Склонившись над столом, они вычерчивали схемы расположений пристанционных пакгаузов в Малине, определяли, какие из них должны быть уничтожены в будущую ночь, и намечали наилучшие подступы к ним, еще и еще раз уточняли время и рубежи фиктивной партизанской атаки, намечали путь отхода «штурмовой группы» и марш-броска роты Стулки в село, из которого прибудет с «доносом» на партизан староста или, в крайнем случае, его посланец. Обдумывая до мельчайших деталей течение предстоящего сражения, Стулка не мог не отметить высокого военного профессионализма партизанского полпреда, удивительную неординарность его фантазии и редкостную требовательность к себе. А Ксендз, в свою очередь, восхищался образованностью, внутренней культурой и сообразительностью этого подтянутого офицера, который буквально с намека схватывал все премудрости партизанской тактики.
Вот так они, увлеченные работой, и не заметили, как скромные ходики на стене под матицей отстучали не один и не два часа. Опомнились лишь тогда, когда где-то на углу загорланили вторые петухи и кто-то легко, но тревожно забарабанил в стекло углового окна.
— Что ж, мне пора собираться, — поднялся Ксендз. — Значит, такой уговор: во всем строго придерживаться выработанного плана. В случае каких-нибудь непредвиденных изменений непременно вас предупрежу. Постарайтесь только не отлучаться из Малина.
Перед тем как распрощаться, они, будто давние и добрые знакомые, крепко пожали друг другу руки.

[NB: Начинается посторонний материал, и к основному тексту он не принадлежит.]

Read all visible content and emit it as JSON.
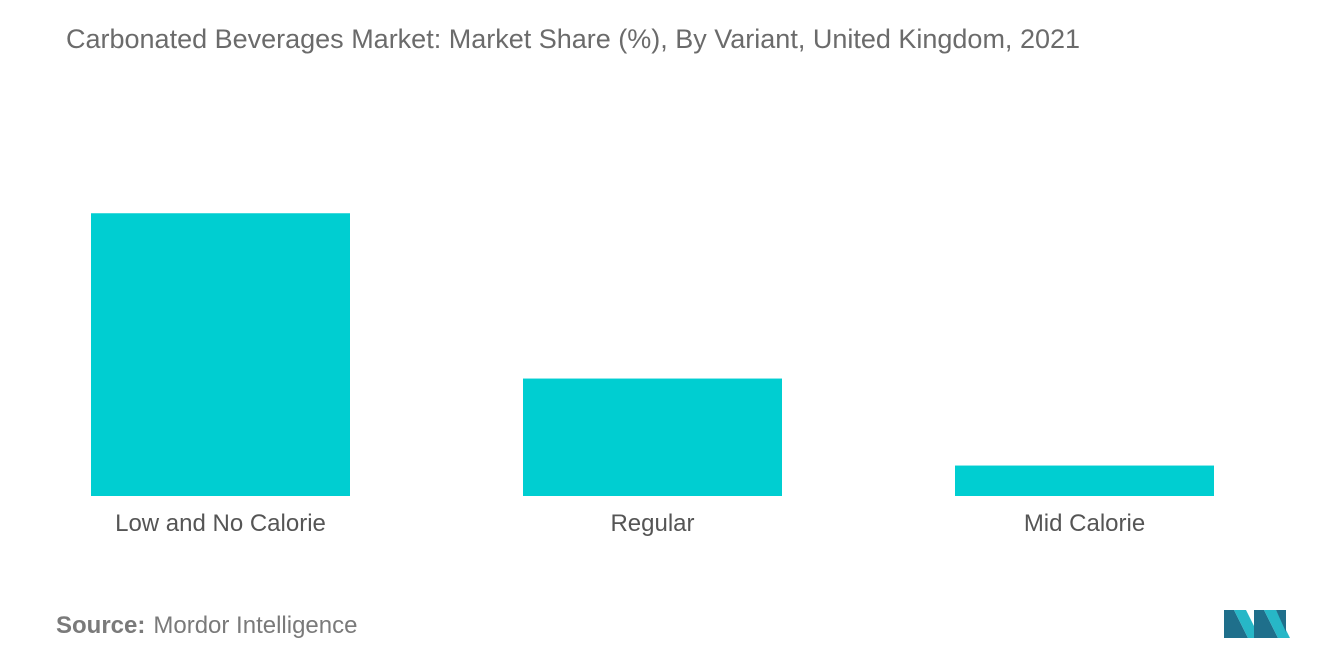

Стулка, отказавшись от провожатого, побрел напрямик к своей квартире, а Ксендз с Карелом и Шматом заспешили через огороды городской окраины к надыршанским лугам, где в зарослях лозняка неподалеку от брода их ждала подвода и конная группа сопровождения во главе с Колодяжным.
— А ну, товарищ Оникей, продемонстрируйте свое искусство! — попросил запыхавшийся Ксендз старого возницу, который тихонько дремал на передке дембовской брички. — До восхода солнца мы, кровь из носу, должны быть в лагере.
— Да ежели для вас, то уж постараюсь, — натянул поводья общепризнанный коновод.
Он и в самом деле старался. Досконально зная местность, Оникей избегал малейших объездов, а где только мог, ехал напрямик, не обращая внимания ни на пеньки, ни на болота. И до восхода солнца действительно доставил своих пассажиров в лагерь.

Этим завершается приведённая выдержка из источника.